34

126 7 0
                                    

Kami sampai di San Fracisco. Kami turun dari pesawat dan masuk ke dalam bandara. Seperti biasanya kami melewati serangkaian tata cara untuk keluar dari bandara. Tidak lupa kami mengambil Quinn yang juga dari bagasi bersama koper-koper.lalu kami mencari taksi untuk pulang kembali ke apartemen kami.

Baru aku masuk ke dalam taksi, rasanya aku kembali ke rutinitas ku. Walaupun sebenarnya belum. Tapi rasanya aku kembali seperti sebelumnya. Bedanya, Quinn dan Jonathan menemani ku.
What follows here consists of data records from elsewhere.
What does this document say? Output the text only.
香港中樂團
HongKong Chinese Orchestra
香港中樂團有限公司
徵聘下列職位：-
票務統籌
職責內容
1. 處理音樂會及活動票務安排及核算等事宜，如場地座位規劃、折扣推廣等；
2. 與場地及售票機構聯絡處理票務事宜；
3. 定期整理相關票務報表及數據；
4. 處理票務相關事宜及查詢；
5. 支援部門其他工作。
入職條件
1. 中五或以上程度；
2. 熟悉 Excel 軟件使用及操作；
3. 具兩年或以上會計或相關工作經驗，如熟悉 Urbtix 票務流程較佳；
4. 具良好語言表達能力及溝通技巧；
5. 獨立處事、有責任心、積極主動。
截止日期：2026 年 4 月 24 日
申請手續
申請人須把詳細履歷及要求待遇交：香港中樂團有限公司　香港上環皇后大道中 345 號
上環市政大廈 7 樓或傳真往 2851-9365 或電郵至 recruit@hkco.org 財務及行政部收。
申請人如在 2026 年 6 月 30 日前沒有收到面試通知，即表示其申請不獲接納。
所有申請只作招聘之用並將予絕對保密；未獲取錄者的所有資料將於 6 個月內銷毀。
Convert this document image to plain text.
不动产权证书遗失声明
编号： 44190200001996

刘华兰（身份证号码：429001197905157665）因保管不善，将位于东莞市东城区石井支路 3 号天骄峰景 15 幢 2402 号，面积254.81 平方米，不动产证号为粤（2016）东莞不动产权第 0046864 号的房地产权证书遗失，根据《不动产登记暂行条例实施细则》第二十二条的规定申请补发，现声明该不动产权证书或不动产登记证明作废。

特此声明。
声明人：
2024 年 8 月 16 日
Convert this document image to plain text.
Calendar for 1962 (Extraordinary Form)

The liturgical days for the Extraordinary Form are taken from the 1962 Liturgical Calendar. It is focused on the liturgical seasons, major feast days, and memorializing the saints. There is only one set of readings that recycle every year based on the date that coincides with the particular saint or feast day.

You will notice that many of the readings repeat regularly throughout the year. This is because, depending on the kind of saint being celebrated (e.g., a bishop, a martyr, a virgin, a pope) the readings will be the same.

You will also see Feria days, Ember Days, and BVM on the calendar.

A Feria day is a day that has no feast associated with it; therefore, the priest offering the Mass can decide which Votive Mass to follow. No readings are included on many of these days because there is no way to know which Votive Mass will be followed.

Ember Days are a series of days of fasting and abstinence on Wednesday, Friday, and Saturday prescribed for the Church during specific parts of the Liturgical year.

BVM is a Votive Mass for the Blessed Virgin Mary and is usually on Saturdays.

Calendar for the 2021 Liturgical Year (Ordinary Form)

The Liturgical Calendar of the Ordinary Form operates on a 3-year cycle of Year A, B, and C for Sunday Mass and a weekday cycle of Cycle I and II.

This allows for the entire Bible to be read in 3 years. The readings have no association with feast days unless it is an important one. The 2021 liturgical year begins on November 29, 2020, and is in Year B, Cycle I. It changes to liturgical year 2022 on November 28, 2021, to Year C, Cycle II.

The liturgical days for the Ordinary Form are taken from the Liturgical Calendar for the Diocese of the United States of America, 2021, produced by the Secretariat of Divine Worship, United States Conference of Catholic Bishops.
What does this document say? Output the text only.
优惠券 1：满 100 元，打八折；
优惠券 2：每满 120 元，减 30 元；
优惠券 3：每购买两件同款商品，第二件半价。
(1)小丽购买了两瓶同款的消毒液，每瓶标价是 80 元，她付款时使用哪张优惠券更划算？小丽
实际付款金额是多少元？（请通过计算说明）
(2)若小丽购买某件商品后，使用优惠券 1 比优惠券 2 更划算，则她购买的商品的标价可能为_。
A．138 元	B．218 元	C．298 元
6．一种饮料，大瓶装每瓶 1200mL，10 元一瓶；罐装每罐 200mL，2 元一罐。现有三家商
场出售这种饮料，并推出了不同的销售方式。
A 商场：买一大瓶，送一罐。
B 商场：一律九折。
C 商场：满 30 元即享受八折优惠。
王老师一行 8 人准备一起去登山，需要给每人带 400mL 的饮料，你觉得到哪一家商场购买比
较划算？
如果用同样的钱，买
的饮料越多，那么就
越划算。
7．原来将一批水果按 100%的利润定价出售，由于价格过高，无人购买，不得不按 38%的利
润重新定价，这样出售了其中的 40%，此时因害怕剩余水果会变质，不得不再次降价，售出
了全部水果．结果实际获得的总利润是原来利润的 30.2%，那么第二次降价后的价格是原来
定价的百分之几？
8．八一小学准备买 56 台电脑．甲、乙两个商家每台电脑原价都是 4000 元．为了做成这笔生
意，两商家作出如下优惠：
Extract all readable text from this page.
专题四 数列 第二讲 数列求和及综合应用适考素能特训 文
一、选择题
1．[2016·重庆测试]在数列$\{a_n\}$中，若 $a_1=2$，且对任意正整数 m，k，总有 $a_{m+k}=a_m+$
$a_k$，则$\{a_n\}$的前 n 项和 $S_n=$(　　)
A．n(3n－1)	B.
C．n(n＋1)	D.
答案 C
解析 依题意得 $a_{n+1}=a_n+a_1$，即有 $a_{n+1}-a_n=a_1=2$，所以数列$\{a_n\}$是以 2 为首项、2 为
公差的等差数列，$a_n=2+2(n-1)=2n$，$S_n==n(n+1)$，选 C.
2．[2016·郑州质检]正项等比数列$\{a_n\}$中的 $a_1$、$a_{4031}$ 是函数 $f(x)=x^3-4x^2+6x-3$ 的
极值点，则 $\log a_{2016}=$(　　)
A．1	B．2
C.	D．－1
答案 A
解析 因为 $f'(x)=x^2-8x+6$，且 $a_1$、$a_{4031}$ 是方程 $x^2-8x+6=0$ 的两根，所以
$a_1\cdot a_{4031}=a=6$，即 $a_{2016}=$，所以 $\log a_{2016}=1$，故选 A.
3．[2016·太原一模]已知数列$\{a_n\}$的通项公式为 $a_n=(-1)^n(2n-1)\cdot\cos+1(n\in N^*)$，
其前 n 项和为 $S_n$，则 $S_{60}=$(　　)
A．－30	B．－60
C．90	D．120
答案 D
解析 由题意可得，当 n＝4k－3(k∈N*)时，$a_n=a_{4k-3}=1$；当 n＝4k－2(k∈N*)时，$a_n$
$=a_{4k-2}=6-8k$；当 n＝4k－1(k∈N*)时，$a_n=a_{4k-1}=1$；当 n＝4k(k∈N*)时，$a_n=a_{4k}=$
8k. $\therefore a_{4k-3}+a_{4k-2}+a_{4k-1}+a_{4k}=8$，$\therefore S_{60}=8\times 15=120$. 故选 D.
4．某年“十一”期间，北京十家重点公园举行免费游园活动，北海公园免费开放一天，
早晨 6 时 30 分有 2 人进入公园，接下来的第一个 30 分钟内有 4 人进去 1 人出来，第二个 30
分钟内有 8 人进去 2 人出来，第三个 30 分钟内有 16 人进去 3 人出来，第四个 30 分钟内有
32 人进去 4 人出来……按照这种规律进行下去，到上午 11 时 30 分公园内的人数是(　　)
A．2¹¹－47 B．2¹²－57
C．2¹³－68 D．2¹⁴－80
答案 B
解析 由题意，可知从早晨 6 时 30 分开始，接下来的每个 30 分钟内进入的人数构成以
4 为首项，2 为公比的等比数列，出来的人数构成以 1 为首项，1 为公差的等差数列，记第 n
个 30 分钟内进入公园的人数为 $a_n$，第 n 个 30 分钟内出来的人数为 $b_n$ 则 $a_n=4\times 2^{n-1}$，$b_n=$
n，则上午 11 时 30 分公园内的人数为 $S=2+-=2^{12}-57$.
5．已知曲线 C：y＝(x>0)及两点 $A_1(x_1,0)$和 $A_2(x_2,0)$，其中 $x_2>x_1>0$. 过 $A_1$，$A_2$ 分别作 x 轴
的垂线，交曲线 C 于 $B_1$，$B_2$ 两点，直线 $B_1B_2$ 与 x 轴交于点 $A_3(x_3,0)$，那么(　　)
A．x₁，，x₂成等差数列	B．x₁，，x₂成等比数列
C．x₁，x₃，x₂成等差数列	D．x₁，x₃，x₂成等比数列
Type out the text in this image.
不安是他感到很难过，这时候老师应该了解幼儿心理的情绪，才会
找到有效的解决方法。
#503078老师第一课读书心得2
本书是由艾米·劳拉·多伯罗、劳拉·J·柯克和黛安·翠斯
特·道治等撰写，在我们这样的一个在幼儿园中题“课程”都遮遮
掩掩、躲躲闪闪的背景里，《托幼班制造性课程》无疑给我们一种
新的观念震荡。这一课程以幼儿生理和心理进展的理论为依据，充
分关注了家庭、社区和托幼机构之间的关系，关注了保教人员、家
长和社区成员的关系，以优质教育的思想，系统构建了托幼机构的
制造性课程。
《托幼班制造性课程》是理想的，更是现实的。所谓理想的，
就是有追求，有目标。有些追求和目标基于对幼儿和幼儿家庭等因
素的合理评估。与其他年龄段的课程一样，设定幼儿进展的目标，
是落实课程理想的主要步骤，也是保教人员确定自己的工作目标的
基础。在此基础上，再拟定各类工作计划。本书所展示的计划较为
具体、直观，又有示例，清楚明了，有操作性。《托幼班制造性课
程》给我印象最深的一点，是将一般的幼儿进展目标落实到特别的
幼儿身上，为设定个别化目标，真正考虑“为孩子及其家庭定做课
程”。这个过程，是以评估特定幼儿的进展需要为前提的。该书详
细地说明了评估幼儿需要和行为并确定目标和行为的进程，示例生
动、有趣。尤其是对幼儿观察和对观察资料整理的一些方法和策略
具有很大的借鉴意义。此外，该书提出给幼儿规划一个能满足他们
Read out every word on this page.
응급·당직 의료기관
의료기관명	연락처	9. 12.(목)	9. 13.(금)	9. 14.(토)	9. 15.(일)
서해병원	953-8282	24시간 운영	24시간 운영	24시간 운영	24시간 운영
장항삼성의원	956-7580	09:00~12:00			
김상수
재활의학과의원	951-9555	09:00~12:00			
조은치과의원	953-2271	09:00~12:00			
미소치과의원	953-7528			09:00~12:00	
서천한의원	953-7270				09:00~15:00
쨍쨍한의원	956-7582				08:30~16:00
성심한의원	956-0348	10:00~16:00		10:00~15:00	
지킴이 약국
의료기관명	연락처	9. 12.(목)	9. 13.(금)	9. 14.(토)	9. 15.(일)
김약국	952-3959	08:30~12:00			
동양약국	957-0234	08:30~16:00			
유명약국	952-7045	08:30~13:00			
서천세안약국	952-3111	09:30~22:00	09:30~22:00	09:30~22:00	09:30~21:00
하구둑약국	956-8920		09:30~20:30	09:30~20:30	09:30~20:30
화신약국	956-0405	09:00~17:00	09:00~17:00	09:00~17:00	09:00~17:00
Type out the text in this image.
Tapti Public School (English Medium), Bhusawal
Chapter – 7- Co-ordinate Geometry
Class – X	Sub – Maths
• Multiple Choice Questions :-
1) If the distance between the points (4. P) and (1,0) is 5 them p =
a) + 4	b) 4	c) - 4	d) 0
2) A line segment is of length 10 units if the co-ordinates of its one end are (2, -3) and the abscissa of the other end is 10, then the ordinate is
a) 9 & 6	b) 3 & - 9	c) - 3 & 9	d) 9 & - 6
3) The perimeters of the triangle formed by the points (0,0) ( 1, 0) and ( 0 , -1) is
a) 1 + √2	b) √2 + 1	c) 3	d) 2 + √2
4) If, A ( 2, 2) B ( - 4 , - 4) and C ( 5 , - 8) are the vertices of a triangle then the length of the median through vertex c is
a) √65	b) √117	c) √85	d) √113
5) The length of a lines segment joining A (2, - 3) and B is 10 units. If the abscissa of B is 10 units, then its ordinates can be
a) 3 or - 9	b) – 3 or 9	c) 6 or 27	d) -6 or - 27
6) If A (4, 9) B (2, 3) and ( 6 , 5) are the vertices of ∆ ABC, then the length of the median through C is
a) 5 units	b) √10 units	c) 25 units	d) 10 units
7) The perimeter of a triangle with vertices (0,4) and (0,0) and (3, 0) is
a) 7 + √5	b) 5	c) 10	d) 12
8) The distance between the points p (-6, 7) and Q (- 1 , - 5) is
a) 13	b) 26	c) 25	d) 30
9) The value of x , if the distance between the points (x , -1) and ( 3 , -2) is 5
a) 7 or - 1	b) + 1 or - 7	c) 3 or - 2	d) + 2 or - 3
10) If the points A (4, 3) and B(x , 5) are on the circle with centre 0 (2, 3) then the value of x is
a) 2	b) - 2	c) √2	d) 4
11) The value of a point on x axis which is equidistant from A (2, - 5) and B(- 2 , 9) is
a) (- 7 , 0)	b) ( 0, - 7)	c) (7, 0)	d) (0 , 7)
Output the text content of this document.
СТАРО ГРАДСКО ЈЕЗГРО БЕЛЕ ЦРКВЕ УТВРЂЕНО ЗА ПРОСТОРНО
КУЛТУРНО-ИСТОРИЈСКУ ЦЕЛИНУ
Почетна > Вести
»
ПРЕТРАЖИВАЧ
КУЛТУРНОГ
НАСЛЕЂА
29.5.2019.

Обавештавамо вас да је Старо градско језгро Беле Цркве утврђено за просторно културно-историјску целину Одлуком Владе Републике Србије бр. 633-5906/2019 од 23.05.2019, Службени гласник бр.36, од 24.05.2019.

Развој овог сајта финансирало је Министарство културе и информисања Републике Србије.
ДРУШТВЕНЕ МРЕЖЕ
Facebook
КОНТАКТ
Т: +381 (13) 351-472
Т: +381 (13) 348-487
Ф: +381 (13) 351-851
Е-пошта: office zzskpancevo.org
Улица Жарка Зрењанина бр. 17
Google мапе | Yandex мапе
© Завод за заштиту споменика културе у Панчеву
Aku mulai memikirkan hal-hal yang seperti biasa ku pikirkan. Walaupun sedikit lebih ringan karena ada mereka di samping ku. Tiba-tiba aku teringat akan handphone ku yang ku matikan sejak penerbangan seminggu yang lalu. Aku segera mencarinya dan menyalakannya.

"Kamu baru nyalain sekarang ?" Tanya nya tidak percaya.

"Iya. Aku baru nyalain sekarang. Emang nya kayak kamu ? Gak bisa hidup tanpa gadget." Jawab ku tertawa kecil.

"Ngga gitu sayang.. gadget aku kan buat kerjaan. Lagian kan kamu ada di samping aku. Jadi ini pasti buat kerjaan." Katanya tertawa kecil.

"Kamu tuh pinter bikin alesan." Aku mencubit pipinya. Sepertinya aku mulai bisa menerima kenyataan kalau ia pergi. Lebih tepatnya aku tadi sudah mulai melupakan kalau ia akan pergi.

"Masa sih ? Ngga ah. Aku kan selalu jujur sama kamu." Katanya.

"Iya.." jawab ku menghela nafas. Perlahan rasanga tubuh ku mulai lemas. Suasana yang hangat di antara kami kembali hancur karena ku. Iya. Karena aku. Mengingat soal ia akan pergi membuat suasana yang telah terbangun kembali hancur begitu saja dan membuat ku mendadak lemas.

"Adaline ? Is everything okay ?" Tanya nya menggenggam tangan ku. Quinn menjilat wajah ku. Membuat ku tertawa kecil.

"Iya. Aku..baik-baik aja." Jawab ku berusaha tersenyum dan memalingkan wajah ku darinya.

Handphone ku berdering. Tidak lain dan tidak bukan , pasti dia yang menelfon ku. Siapa lagi kalau bukan Nicholas Belveron Jeoffrey.

"Hi babe ! Kamu kemana aja ? Aku dari kemarin nelfon kamu. Tapi handphone kamu gak aktif." Cerocosnya ketika aku mengangkat telfon.

"Hi ! Sorry. Aku matiin handphone aku. Karena terakhir kan low batt. Aku lupa charge lagi sampe tadi pas mau pulang baru inget buat charge lagi." Karang ku cepat. Tidak ada waktu untuk mengarang yang lebih indah dari itu.

"Oohh gitu. Oh ya babe ! Kamu besok jadi ikut aku kan ke Guang Zhou ?" Tanya nya. Dari nada suaranya bisa ke perkirakan ia sangat antusias untuk pergi dengan ku.

Aku melihat wajah Jonathan yang juga menatap ku sedari tadi. Ia hanya mengangguk tersenyum. Melihat wajahnya, rasanya aku melihat rasa bersalah dan berdosa. Hati ku berkata, Aku tidak bisa melakukannya. Tapi logika ku berkata , mau tidak mau aku harus melakukannya. Demi keluarga ku.

"Ariana ? Kamu masih disana ?" Tanya nya menyadarkan ku dari lamunan yang beberapa saat menguasaiku.

"Eugh.. iya. Sorry. Iya , besok aku ikut kamu." Jawab ku cepat.

"Kalo gitu , gimana kalo malam ini kamu nginep di rumah aku ? Supaya besok kita bisa berangkat bareng." Apa ? Nginep di rumahnya ? Sial. Kira-kira apa alasan ku untuk menolaknya ? Atau.. aku kali ini harus menerimanya ?

"Eum..itu.. eum.."

"Apanya yang itu ?Itu kenapa ?" Tanya nya bingung.

"Nginep ya.. siapa yang anter aku ke rumah kamu ? Aku bahkan udah lupa rumah kamu dimana." Jawab ku tidak tahu bagaimana cara menolaknya. Lebih tepatnya aku tidak tahu harus menjawab apa.